Food Bank’s Kirsten Salas – who manages the Mobile Fresh program – said the new trailer was provided through a fund raiser at the Modesto Center Plaza earlier this year that raised $110,000.  She described it as a beverage style delivery vehicle to be pulled by a separate tractor.  Cold items and dairy products and meats will be stored in three separate refrigerated compartments on each side of the trailer.

Food Bank staffers – usually two of them – are joined by volunteers who help carry bags of food to the cars of recipients.  Manteca citizens receive 200 pounds of food twice a month from the Mobile Fresh program.  Lathrop, 150 pounds and Tracy, 200 pounds of food.  For the year Mantecans have received 71,248 pounds of far. All three cities collectively receive an annual 160,000 pounds of fresh produce.

Salas said that Manteca is in need of more volunteers to help.  Her family from her mother and father-in-law and children come out regularly to help where they can, she added. Anyone wanting to join the effort can apply at the Second Harvest warehouse on Industrial Park Drive in Manteca’s Industrial Park.

Those receiving the monthly supplies are given a card to identify them as among those needing help.  They can bring the cards of neighbors who are unable to be at the food delivery program and get their food allotment for them as well.

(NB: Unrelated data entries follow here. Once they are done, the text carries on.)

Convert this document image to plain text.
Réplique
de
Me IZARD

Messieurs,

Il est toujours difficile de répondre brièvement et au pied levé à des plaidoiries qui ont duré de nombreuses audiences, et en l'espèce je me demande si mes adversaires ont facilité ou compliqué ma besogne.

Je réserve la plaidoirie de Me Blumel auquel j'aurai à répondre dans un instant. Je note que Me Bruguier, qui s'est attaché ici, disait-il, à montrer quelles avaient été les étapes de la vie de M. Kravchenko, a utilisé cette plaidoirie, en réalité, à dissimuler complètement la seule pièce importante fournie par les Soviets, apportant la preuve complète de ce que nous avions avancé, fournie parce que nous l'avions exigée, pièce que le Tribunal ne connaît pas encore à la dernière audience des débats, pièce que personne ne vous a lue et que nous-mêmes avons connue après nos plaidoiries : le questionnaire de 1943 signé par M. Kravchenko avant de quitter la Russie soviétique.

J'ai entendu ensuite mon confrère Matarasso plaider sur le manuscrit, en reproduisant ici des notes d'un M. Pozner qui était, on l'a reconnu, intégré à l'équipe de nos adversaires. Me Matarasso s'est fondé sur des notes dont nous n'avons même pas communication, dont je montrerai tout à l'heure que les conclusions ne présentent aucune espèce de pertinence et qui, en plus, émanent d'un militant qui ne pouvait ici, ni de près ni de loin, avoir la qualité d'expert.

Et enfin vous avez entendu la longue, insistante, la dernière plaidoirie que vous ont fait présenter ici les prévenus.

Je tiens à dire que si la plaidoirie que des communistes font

“Fresh is how we roll,” Salas noted.  “It is a pilot February to December program funded by the Sutter Tracy Community Hospital and Tracy Hospital Foundation.”

 Those agencies have provided some $25,000 this year and the Food Bank is hoping that will be doubled next year to match the need.

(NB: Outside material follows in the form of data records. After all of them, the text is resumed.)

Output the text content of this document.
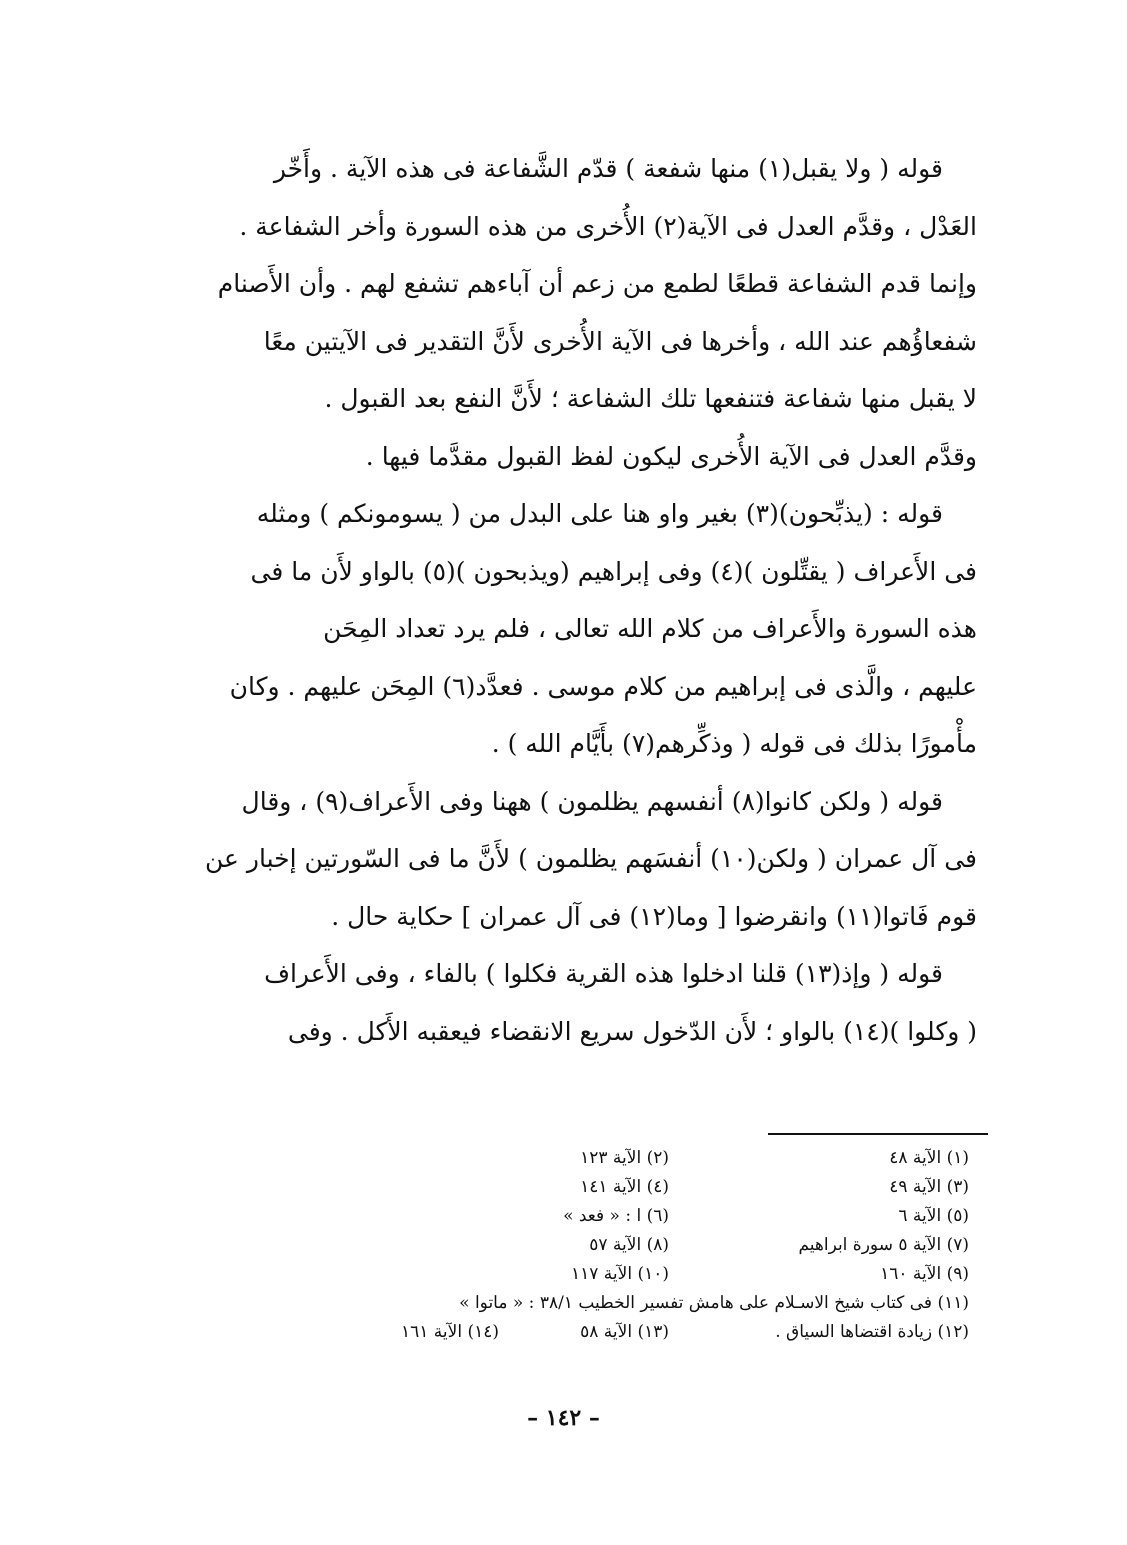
قوله ( ولا يقبل(١) منها شفعة ) قدّم الشَّفاعة فى هذه الآية . وأَخّر
العَدْل ، وقدَّم العدل فى الآية(٢) الأُخرى من هذه السورة وأخر الشفاعة .
وإنما قدم الشفاعة قطعًا لطمع من زعم أن آباءهم تشفع لهم . وأن الأَصنام
شفعاؤُهم عند الله ، وأخرها فى الآية الأُخرى لأَنَّ التقدير فى الآيتين معًا
لا يقبل منها شفاعة فتنفعها تلك الشفاعة ؛ لأَنَّ النفع بعد القبول .
وقدَّم العدل فى الآية الأُخرى ليكون لفظ القبول مقدَّما فيها .

قوله : (يذبِّحون)(٣) بغير واو هنا على البدل من ( يسومونكم ) ومثله
فى الأَعراف ( يقتِّلون )(٤) وفى إبراهيم (ويذبحون )(٥) بالواو لأَن ما فى
هذه السورة والأَعراف من كلام الله تعالى ، فلم يرد تعداد المِحَن
عليهم ، والَّذى فى إبراهيم من كلام موسى . فعدَّد(٦) المِحَن عليهم . وكان
مأْمورًا بذلك فى قوله ( وذكِّرهم(٧) بأَيَّام الله ) .

قوله ( ولكن كانوا(٨) أنفسهم يظلمون ) ههنا وفى الأَعراف(٩) ، وقال
فى آل عمران ( ولكن(١٠) أنفسَهم يظلمون ) لأَنَّ ما فى السّورتين إخبار عن
قوم فَاتوا(١١) وانقرضوا [ وما(١٢) فى آل عمران ] حكاية حال .

قوله ( وإذ(١٣) قلنا ادخلوا هذه القرية فكلوا ) بالفاء ، وفى الأَعراف
( وكلوا )(١٤) بالواو ؛ لأَن الدّخول سريع الانقضاء فيعقبه الأَكل . وفى

(١) الآية ٤٨
(٢) الآية ١٢٣
(٣) الآية ٤٩
(٤) الآية ١٤١
(٥) الآية ٦
(٦) ا : « فعد »
(٧) الآية ٥ سورة ابراهيم
(٨) الآية ٥٧
(٩) الآية ١٦٠
(١٠) الآية ١١٧
(١١) فى كتاب شيخ الاسـلام على هامش تفسير الخطيب ٣٨/١ : « ماتوا »
(١٢) زيادة اقتضاها السياق .
(١٣) الآية ٥٨
(١٤) الآية ١٦١
– ١٤٢ –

Aside from their grant, she said others freely donate their products to add to the warehouse storage.  “We do have meats, cheese, pineapple and strawberries that we offer to the citizens.”

Salas said that the Manteca warehouse office email’s the Mobile Fresh recipients monthly with recipes and other cooking ideas to help them prepare the foods they will be receiving.

She said she was amazed with the creativity of the public who used an overflow of bananas to make smoothies for their families and how they dressed up their veggies to please the palates of their children.

Salas has collected a series of testimonials that give credence to their outreach efforts in the food giveaway they undertake each month.  One appreciative woman wrote:

“I’m off work due to breast cancer.  We are down to one income.  This could really help us out. Thank you in advance.”

Another expressed her feelings saying, “I can go pay my water bill now that I was given food at Mobile Fresh last week!”

And yet another said, “Mobile Fresh.  I saw this place on Facebook saying free veggies for low income folks. So I went there, met at the church and waited in line – very nice fresh veggies and goodies sometimes.  All the folks at Mobile Fresh are nice and helpful.  Why do I come there?  On low income and if I go to the store I skip veggies (because) of the high cost.  So, I’m going to Mobile Fresh as much as they are open.  I wish there was more places like this one in town.  I don’t drive, so this place is a mile from me to walk with a cart.  Thanks Mobile Fresh.  You rock.  Keep up the good work.”

And finally, another woman wrote, “I just wanted to say thank you!  I made it to the Mobile Fresh today and everyone there was so helpful and friendly.  Thanks for the great job that all the staff does.  Everything is greatly appreciated.  Thanks so much!”

 “We see a direct correlation between the consumption of fresh foods and health,” Salad said. “It is important for us to be part of the solution, not part of the problem.”